"Why should two of us suffer when one can escape?" asked Boris. "Besides, you've got to go, Fred, for my sake as well as for your own. They'll treat me well enough. But if they catch us here wearing German uniform coats—well, you know what that would mean!"
Fred was startled. He had not thought of that.
"Take my coat and helmet and get away as fast as you can," urged Boris. "Then I can say that I have been in the car. They'd know that, of course, but I could make them believe that I was in it against my will, and that the two men in uniform they saw had escaped. If they catch you, they'll send you back to headquarters and you'll be recognized there at once. Then they'd do to me whatever they did to you, just because I was caught in your company. No, it's the only chance for either of us, Fred, and you've got to take it quickly."
The idea of abandoning a friend, and much more one who had come to mean so much to him as did Boris, seemed terrible to Fred. And yet it was impossible for him to refute Boris's argument. His cousin was right. And now he could hear the voices of approaching men. Naturally, if the Germans on the culvert thought that a car containing two German officers had been wrecked, they would come to the rescue. There was no time to be lost.
"I suppose you're right, Boris," he said, with a groan. "But it's the hardest thing I've ever had to do! But it is so. It would make it worse for you if I stayed. That's the only reason I'll go, though! You believe that, don't you?"
"Of course I do!" said Boris. "Haven't you proved what sort you are, when you risked your life to try to help me to get away at the parsonage? Go! Hurry! Get this coat and helmet off me!"

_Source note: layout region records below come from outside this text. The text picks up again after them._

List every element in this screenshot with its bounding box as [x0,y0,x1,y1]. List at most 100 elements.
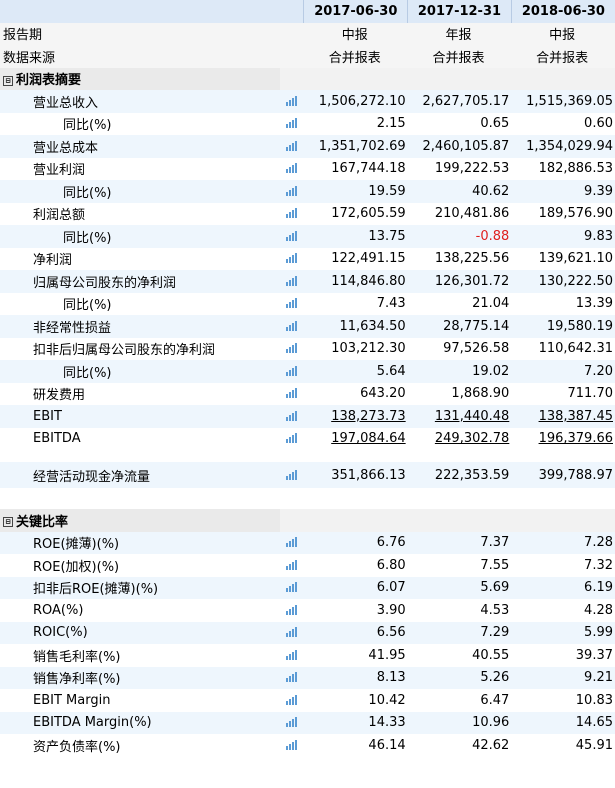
section-title-cell[interactable]: ⊟ 关键比率 [0,509,280,532]
value-text: 6.80 [376,557,406,573]
value-cell[interactable]: 138,387.45 [511,405,615,428]
bar-chart-icon[interactable] [279,202,304,225]
bar-chart-icon[interactable] [279,225,304,248]
bar-chart-icon[interactable] [279,405,304,428]
bar-chart-icon[interactable] [279,382,304,405]
value-text: 97,526.58 [443,341,510,357]
value-cell: 41.95 [303,644,408,667]
bar-chart-icon[interactable] [279,180,304,203]
bar-chart-icon[interactable] [286,298,298,309]
value-text: 2,627,705.17 [422,93,510,109]
bar-chart-icon[interactable] [286,230,298,241]
value-cell: 4.53 [407,599,512,622]
bar-chart-icon[interactable] [279,247,304,270]
row-label: EBITDA Margin(%) [0,711,280,734]
bar-chart-icon[interactable] [279,135,304,158]
value-cell: 19.59 [303,180,408,203]
bar-chart-icon[interactable] [279,644,304,667]
bar-chart-icon[interactable] [286,95,298,106]
row-label: 数据来源 [0,45,280,68]
collapse-icon[interactable]: ⊟ [3,75,13,86]
bar-chart-icon[interactable] [286,343,298,354]
bar-chart-icon[interactable] [279,689,304,712]
bar-chart-icon[interactable] [286,433,298,444]
value-cell: 19,580.19 [511,315,615,338]
table-row: 营业总收入 1,506,272.10 2,627,705.17 1,515,369.0… [0,90,615,113]
table-row: 利润总额 172,605.59 210,481.86 189,576.90 [0,202,615,225]
value-cell[interactable]: 138,273.73 [303,405,408,428]
value-cell: 97,526.58 [407,337,512,360]
bar-chart-icon[interactable] [279,576,304,599]
value-cell[interactable]: 131,440.48 [407,405,512,428]
bar-chart-icon[interactable] [286,469,298,480]
bar-chart-icon[interactable] [279,734,304,757]
bar-chart-icon[interactable] [286,253,298,264]
value-cell: 122,491.15 [303,247,408,270]
bar-chart-icon[interactable] [279,292,304,315]
section-title-cell[interactable]: ⊟ 利润表摘要 [0,67,280,90]
value-cell: 21.04 [407,292,512,315]
bar-chart-icon[interactable] [279,462,304,488]
section-header[interactable]: ⊟ 利润表摘要 [0,67,615,90]
value-cell[interactable]: 196,379.66 [511,427,615,450]
bar-chart-icon[interactable] [279,90,304,113]
value-cell: 138,225.56 [407,247,512,270]
bar-chart-icon[interactable] [286,649,298,660]
bar-chart-icon[interactable] [286,739,298,750]
row-label: EBITDA [0,427,280,450]
bar-chart-icon[interactable] [286,582,298,593]
row-label: 销售毛利率(%) [0,644,280,667]
row-label: 研发费用 [0,382,280,405]
date-column-header[interactable]: 2017-12-31 [407,0,512,23]
bar-chart-icon[interactable] [286,320,298,331]
bar-chart-icon[interactable] [286,185,298,196]
bar-chart-icon[interactable] [279,666,304,689]
bar-chart-icon[interactable] [279,360,304,383]
bar-chart-icon[interactable] [286,365,298,376]
value-link[interactable]: 197,084.64 [331,431,405,446]
bar-chart-icon[interactable] [286,275,298,286]
bar-chart-icon[interactable] [286,694,298,705]
bar-chart-icon[interactable] [279,157,304,180]
bar-chart-icon[interactable] [286,410,298,421]
value-cell[interactable]: 197,084.64 [303,427,408,450]
section-header[interactable]: ⊟ 关键比率 [0,509,615,532]
value-link[interactable]: 196,379.66 [539,431,613,446]
collapse-icon[interactable]: ⊟ [3,517,13,528]
bar-chart-icon[interactable] [279,337,304,360]
bar-chart-icon[interactable] [279,112,304,135]
bar-chart-icon[interactable] [286,717,298,728]
bar-chart-icon[interactable] [286,537,298,548]
bar-chart-icon[interactable] [279,315,304,338]
bar-chart-icon[interactable] [286,118,298,129]
value-link[interactable]: 138,387.45 [539,409,613,424]
table-row: 非经常性损益 11,634.50 28,775.14 19,580.19 [0,315,615,338]
bar-chart-icon[interactable] [279,599,304,622]
value-cell[interactable]: 249,302.78 [407,427,512,450]
bar-chart-icon[interactable] [279,270,304,293]
bar-chart-icon[interactable] [286,388,298,399]
value-cell: 130,222.50 [511,270,615,293]
value-link[interactable]: 131,440.48 [435,409,509,424]
value-link[interactable]: 138,273.73 [331,409,405,424]
bar-chart-icon[interactable] [286,627,298,638]
bar-chart-icon[interactable] [279,427,304,450]
bar-chart-icon[interactable] [279,711,304,734]
date-column-header[interactable]: 2017-06-30 [303,0,408,23]
value-cell: 7.20 [511,360,615,383]
bar-chart-icon[interactable] [286,604,298,615]
bar-chart-icon[interactable] [286,672,298,683]
bar-chart-icon[interactable] [279,621,304,644]
bar-chart-icon[interactable] [286,140,298,151]
value-cell: 13.75 [303,225,408,248]
bar-chart-icon[interactable] [286,559,298,570]
bar-chart-icon[interactable] [286,208,298,219]
value-cell: 9.39 [511,180,615,203]
bar-chart-icon[interactable] [279,531,304,554]
date-column-header[interactable]: 2018-06-30 [510,0,615,23]
bar-chart-icon[interactable] [286,163,298,174]
value-link[interactable]: 249,302.78 [435,431,509,446]
value-text: 139,621.10 [538,251,613,267]
value-text: 643.20 [360,386,406,402]
bar-chart-icon[interactable] [279,554,304,577]
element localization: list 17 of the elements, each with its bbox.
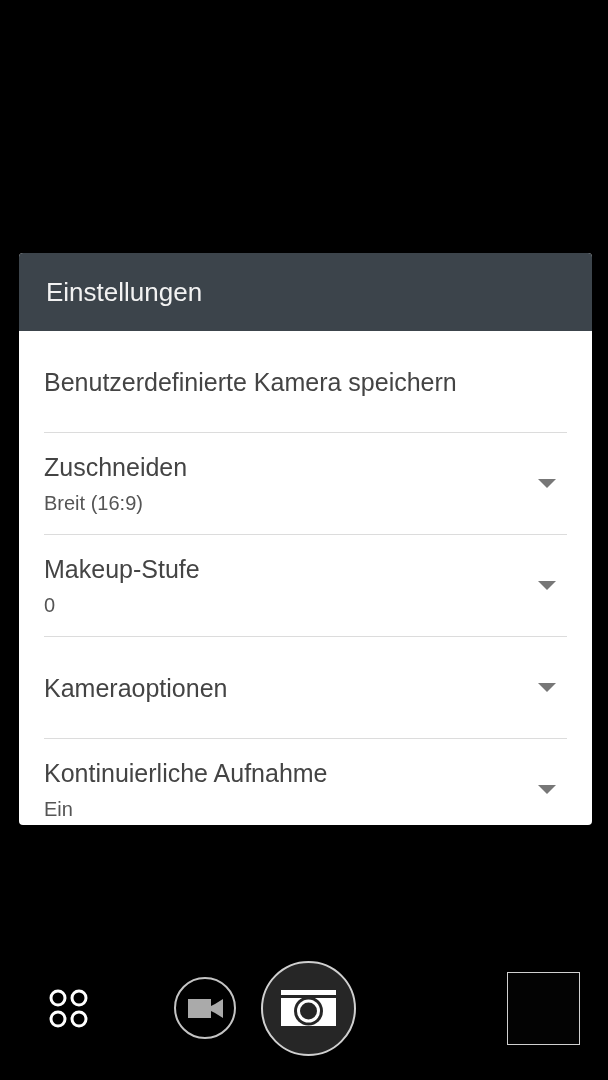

So Fred set to work. He had to move Boris to get the coat off, and the Russian groaned with the pain of his broken leg. Fred dared not wait, now that he had made up his mind to fly, even to see the extent of the injury, much less to apply first aid. Had there been time, he might have made Boris comfortable, for, like all well trained Boy Scouts, he understood the elementary principles of bandaging and had made more than one temporary setting in splints for broken bones. But he knew that the Germans would be there in a minute or two, and he had no reason to suppose that they would lack common humanity. They would care for Boris. Probably they had a surgeon back at the culvert, or fairly near at hand, at any rate.
"Get off the road," said Boris, gritting his teeth. "My head is swimming, and I'm afraid I'm going to faint or do some such foolish thing! But don't stay in the road. They're sure to go along, looking for you."